The administration has thus far failed to make that case. From the perspective of China and South Korea the current standoff, however uneasy, has been manageable. If they were to ratchet up the economic pressure on the North, as some want, Kim Jong Il might lash out with his considerable conventional arsenal. Even if the DPRK were to implode with a whimper and not a bang, both China and South Korea fear the consequences of a leaderless North Korea. There could be a sudden and massive wave of refugees cascading into both countries. Considering how politically explosive the much slower influx of Mexicans has been in the U.S., this is not a concern to be scoffed at.

They are also concerned about the North's massive army, which presumably would be instrumental in ushering Kim Jong Il out of the door. What becomes of them? What becomes of the North's nuclear arsenal?

So China and South Korea have looked these options in the eye and concluded that they are worse than living uncomfortably adjacent a nuclear North Korea. The question for the U.S. is what to do about that. Absent a blatant and serious provocation, the U.S. cannot simply overrule them and declare war on the North (thus putting South Korea's civilian population at risk) and we have just about exhausted, from our end, sanctions and embargoes.

Two administrations with dramatically different temperaments have now faced these options and concluded that some form of negotiated settlement is the least worst option available. Yes, the regime is untrustworthy and will break any accord it consents to. But if inspectors can be reinserted into the country, it will be difficult for the North to rapidly expand and improve upon its existing arsenal. If we cannot hope to stop or reverse the North's nuclear acquisition, we can at least impede it.

But what about Libya? Critics have positioned the North Korean deal in relation to the more favorable one we secured with Libya - which disarmed before receiving their carrots. Yet the two circumstances are in no way analogous. Libya's WMD program was not central to its survival in the way that the North Korean nuclear program is to the DPRK. The North had already demonstrated what it would do when presented with a demand to disarm first - increase its nuclear stockpile. There were also no powers like China or South Korea that would intercede on Libya's behalf and reward the country's defiance.
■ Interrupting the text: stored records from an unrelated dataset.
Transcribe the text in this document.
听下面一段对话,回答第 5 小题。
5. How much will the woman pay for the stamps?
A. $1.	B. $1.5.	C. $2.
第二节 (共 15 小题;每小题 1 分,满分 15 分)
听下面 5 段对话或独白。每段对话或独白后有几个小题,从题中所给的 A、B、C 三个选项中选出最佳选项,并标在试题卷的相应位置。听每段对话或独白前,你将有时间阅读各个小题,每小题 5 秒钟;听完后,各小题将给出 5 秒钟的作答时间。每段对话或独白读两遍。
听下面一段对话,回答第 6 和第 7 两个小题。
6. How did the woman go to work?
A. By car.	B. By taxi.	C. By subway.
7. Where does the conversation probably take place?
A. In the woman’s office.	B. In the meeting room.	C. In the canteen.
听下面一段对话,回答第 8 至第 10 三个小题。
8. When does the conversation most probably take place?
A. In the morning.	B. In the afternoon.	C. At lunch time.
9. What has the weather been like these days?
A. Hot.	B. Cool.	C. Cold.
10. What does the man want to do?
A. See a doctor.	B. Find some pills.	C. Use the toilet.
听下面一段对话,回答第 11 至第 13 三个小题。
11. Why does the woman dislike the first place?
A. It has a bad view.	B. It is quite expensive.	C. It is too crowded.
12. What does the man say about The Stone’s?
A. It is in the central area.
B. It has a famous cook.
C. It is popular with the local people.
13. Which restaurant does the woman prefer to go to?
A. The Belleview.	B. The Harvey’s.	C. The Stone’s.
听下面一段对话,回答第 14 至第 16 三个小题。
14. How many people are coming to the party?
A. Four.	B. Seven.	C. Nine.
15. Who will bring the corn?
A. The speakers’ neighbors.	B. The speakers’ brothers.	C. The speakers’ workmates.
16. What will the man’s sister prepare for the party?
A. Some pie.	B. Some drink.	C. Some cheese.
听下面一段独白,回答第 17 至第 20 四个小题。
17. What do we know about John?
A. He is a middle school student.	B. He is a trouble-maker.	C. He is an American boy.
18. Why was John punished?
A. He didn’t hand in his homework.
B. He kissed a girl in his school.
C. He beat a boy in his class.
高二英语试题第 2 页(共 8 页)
There is, though, plenty of room to question U.S. policy with regards to the nuclear standoff. For one, why is the United States still defending South Korea? The country has a GDP of $1.1 trillion with a strong, growing economy. Their army, fed by conscription, is quite large and capable. The country possesses the technical acumen to develop its own nuclear deterrent in short order. The same goes for Japan.

The logic of our deployment at the 38th parallel collapsed when the Berlin Wall fell. The North Koreans are no longer the menacing tip of a Communist spear threatening to engulf Asia but a "hermit kingdom" - dangerous, but isolated. The ideological battle that compelled the United States to defend South Korea is over - and we won.

Adjusting to this reality by withdrawing U.S. bases and defense commitments won't compel Kim Jong Il to lay down with the lambs, but it would transfer ownership of the problem to those nations most invested in the outcome.